POR Maurício Costa Romão – Ph.D. em economia, é consultor da Contexto Estratégias Políticas e de Mercado e do Instituto de Pesquisas Maurício de Nassau.
“Determinado partido político (PC do B) – no Piauí -, para cumprir a lei e ter o número de mulheres inscritas exigido, registrou a candidatura de uma mulher [Millane Patrícia] que não fez campanha. Ela mesma não votou em si, mas em um companheiro de partido [Robert Rios], o qual, após ter sido eleito, agora vai ser Secretário de Segurança. Ela, que teve casualmente 30 votos, vai assumir o mandato? Sim, pela interpretação do STF”. Extrato do discurso do Deputado Federal Marcelo Castro (PMDB-PI), na Câmara Federal, em 09/02/2011.
O STF, em votação colegiada, não obstante provisória, no conhecido caso de Rondônia, entendeu que a vaga aberta pela renúncia de deputado de um partido deveria ser preenchida pelo primeiro suplente da própria sigla, e não pelo primeiro suplente da coligação da qual é componente (a partir daí outras cinco liminares foram concedidas, monocraticamente, consubstanciadas no mesmo teor).
A surpreendente decisão gerou enorme insegurança jurídica, até porque não tinha eficácia vinculante, no que concerne ao chamamento de suplentes em todos os Parlamentos do país: algumas dessas Casas fizeram-no consoante o ritual histórico, obedecendo à listagem expedida pela justiça eleitoral, e outras, preferiram lastrear-se na decisão precária exarada por aquela corte máxima. Os suplentes da vez, preteridos num e noutro caso, entraram com reclamações jurídicas tão logo se oficializaram as convocações.
Foi exatamente este o caso da estudante Millane Patrícia Moura que reivindicou na justiça, na qualidade de primeiro suplente do PC do B, a vaga aberta no legislativo estadual do Piauí pela licença de deputado do mesmo partido. Estava no seu direito.

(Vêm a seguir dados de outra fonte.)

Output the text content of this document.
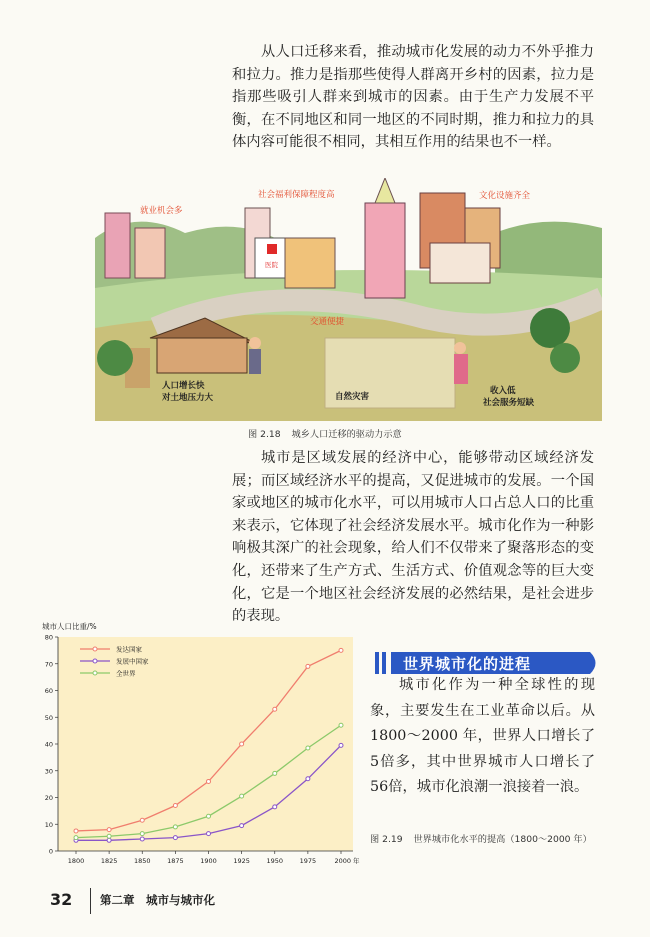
从人口迁移来看，推动城市化发展的动力不外乎推力和拉力。推力是指那些使得人群离开乡村的因素，拉力是指那些吸引人群来到城市的因素。由于生产力发展不平衡，在不同地区和同一地区的不同时期，推力和拉力的具体内容可能很不相同，其相互作用的结果也不一样。
就业机会多
社会福利保障程度高	文化设施齐全
医院
交通便捷
人口增长快
对土地压力大	自然灾害
收入低
社会服务短缺
图 2.18 城乡人口迁移的驱动力示意
城市是区域发展的经济中心，能够带动区域经济发展；而区域经济水平的提高，又促进城市的发展。一个国家或地区的城市化水平，可以用城市人口占总人口的比重来表示，它体现了社会经济发展水平。城市化作为一种影响极其深广的社会现象，给人们不仅带来了聚落形态的变化，还带来了生产方式、生活方式、价值观念等的巨大变化，它是一个地区社会经济发展的必然结果，是社会进步的表现。
城市人口比重/%
0
10
20
30
40
50
60
70
80
1800	1825	1850	1875	1900	1925	1950	1975	2000 年
发达国家
发展中国家
全世界
图 2.19 世界城市化水平的提高（1800～2000 年）
世界城市化的进程
城市化作为一种全球性的现象，主要发生在工业革命以后。从1800～2000 年，世界人口增长了5倍多，其中世界城市人口增长了56倍，城市化浪潮一浪接着一浪。
32 第二章　城市与城市化
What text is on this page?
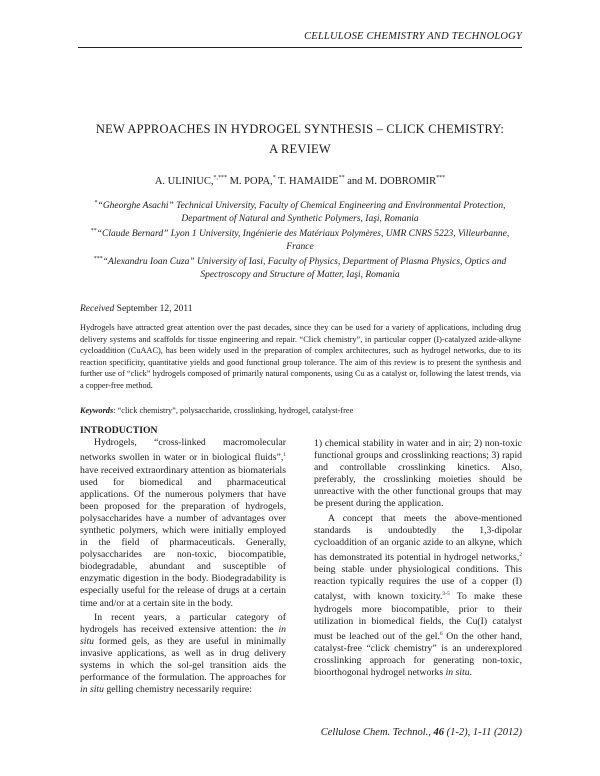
CELLULOSE CHEMISTRY AND TECHNOLOGY
NEW APPROACHES IN HYDROGEL SYNTHESIS – CLICK CHEMISTRY:
A REVIEW
A. ULINIUC,*,*** M. POPA,* T. HAMAIDE** and M. DOBROMIR***
*“Gheorghe Asachi” Technical University, Faculty of Chemical Engineering and Environmental Protection, Department of Natural and Synthetic Polymers, Iaşi, Romania
**“Claude Bernard” Lyon 1 University, Ingénierie des Matériaux Polymères, UMR CNRS 5223, Villeurbanne, France
***“Alexandru Ioan Cuza” University of Iasi, Faculty of Physics, Department of Plasma Physics, Optics and Spectroscopy and Structure of Matter, Iaşi, Romania
Received September 12, 2011
Hydrogels have attracted great attention over the past decades, since they can be used for a variety of applications, including drug delivery systems and scaffolds for tissue engineering and repair. “Click chemistry”, in particular copper (I)-catalyzed azide-alkyne cycloaddition (CuAAC), has been widely used in the preparation of complex architectures, such as hydrogel networks, due to its reaction specificity, quantitative yields and good functional group tolerance. The aim of this review is to present the synthesis and further use of “click” hydrogels composed of primarily natural components, using Cu as a catalyst or, following the latest trends, via a copper-free method.
Keywords: “click chemistry”, polysaccharide, crosslinking, hydrogel, catalyst-free
INTRODUCTION

Hydrogels, “cross-linked macromolecular networks swollen in water or in biological fluids”,$^1$ have received extraordinary attention as biomaterials used for biomedical and pharmaceutical applications. Of the numerous polymers that have been proposed for the preparation of hydrogels, polysaccharides have a number of advantages over synthetic polymers, which were initially employed in the field of pharmaceuticals. Generally, polysaccharides are non-toxic, biocompatible, biodegradable, abundant and susceptible of enzymatic digestion in the body. Biodegradability is especially useful for the release of drugs at a certain time and/or at a certain site in the body.

In recent years, a particular category of hydrogels has received extensive attention: the in situ formed gels, as they are useful in minimally invasive applications, as well as in drug delivery systems in which the sol-gel transition aids the performance of the formulation. The approaches for in situ gelling chemistry necessarily require:

1) chemical stability in water and in air; 2) non-toxic functional groups and crosslinking reactions; 3) rapid and controllable crosslinking kinetics. Also, preferably, the crosslinking moieties should be unreactive with the other functional groups that may be present during the application.

A concept that meets the above-mentioned standards is undoubtedly the 1,3-dipolar cycloaddition of an organic azide to an alkyne, which has demonstrated its potential in hydrogel networks,$^2$ being stable under physiological conditions. This reaction typically requires the use of a copper (I) catalyst, with known toxicity.$^{3-5}$ To make these hydrogels more biocompatible, prior to their utilization in biomedical fields, the Cu(I) catalyst must be leached out of the gel.$^6$ On the other hand, catalyst-free “click chemistry” is an underexplored crosslinking approach for generating non-toxic, bioorthogonal hydrogel networks in situ.

Cellulose Chem. Technol., 46 (1-2), 1-11 (2012)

Muita gente, equivocadamente, viu na demanda judicial da estudante uma atitude ousada e descabida, posto que a suplente tivera apenas 30 votos no último pleito. O problema não tem nada a ver com quantidade de votos. Tanto faz Millane ter tido 30, quanto 30 mil votos. Ela apenas se valeu de uma brecha permitida pela inusitada decisão do STF.
O cerne da questão é a repentina violação da norma histórica que tem presidido os Parlamentos do país, sempre preenchendo as vagas legislativas oriundas de partidos coligados, nos casos de licença, renúncia, morte ou perda de mandato parlamentar, obedecendo à lista de suplentes da coligação, enviada pela justiça eleitoral, nunca na ordem de votação da legenda que a compõe.
E qual a razão desse procedimento histórico dos legislativos? Para assunção aos Parlamentos os candidatos se valem da votação conjunta da coligação, não importando a contribuição de votos de cada partido da aliança. Eles se elegem então pela coligação (juridicamente, um partido), e não pelas agremiações componentes, embora os mandatos vão ser exercidos em nome das legendas partidárias.
O quociente partidário, que determina o número de vagas da coligação, depende do somatório de votos nominais e de legenda da coligação como um todo; não há quociente partidário das siglas componentes da aliança, até porque a legenda não existe no interior da coligação.
Ao cabo dos pleitos a justiça eleitoral apura quantas vagas cabem à coligação, preenchendo-as consoante a listagem ordinal dos candidatos mais votados, independente dos partidos a que pertençam. O candidato que ficou com a maior votação imediatamente abaixo da votação do ocupante da última vaga será o primeiro suplente da coligação, qualquer que seja a sua sigla partidária.
Então, aberta a vaga legislativa, tem-se convocado o suplente da coligação, na ordem de votação constante da lista da justiça eleitoral. Claro que o pleno do STF, em decisão final e com eficácia erga omnes, pode até vir a determinar que a vaga seja do partido, mas é razoável supor que se o fizer será com vigência a partir da eleição de 2012. Aí, tudo bem, não se alterariam as regras que foram estabelecidas para o pleito de 2010.
Mas, para evitar a deflagração de um conflito político-jurídico de dimensões gigantescas, requerendo-se, inclusive, outra eleição, é quase certo que aquela egrégia corte não referende as decisões liminares exaradas até agora e, pelo menos para a legislatura em curso, mantenha o entendimento de sempre: a vaga é da coligação, conforme, aliás, o legislativo federal pretende emendar a Constituição nesse sentido.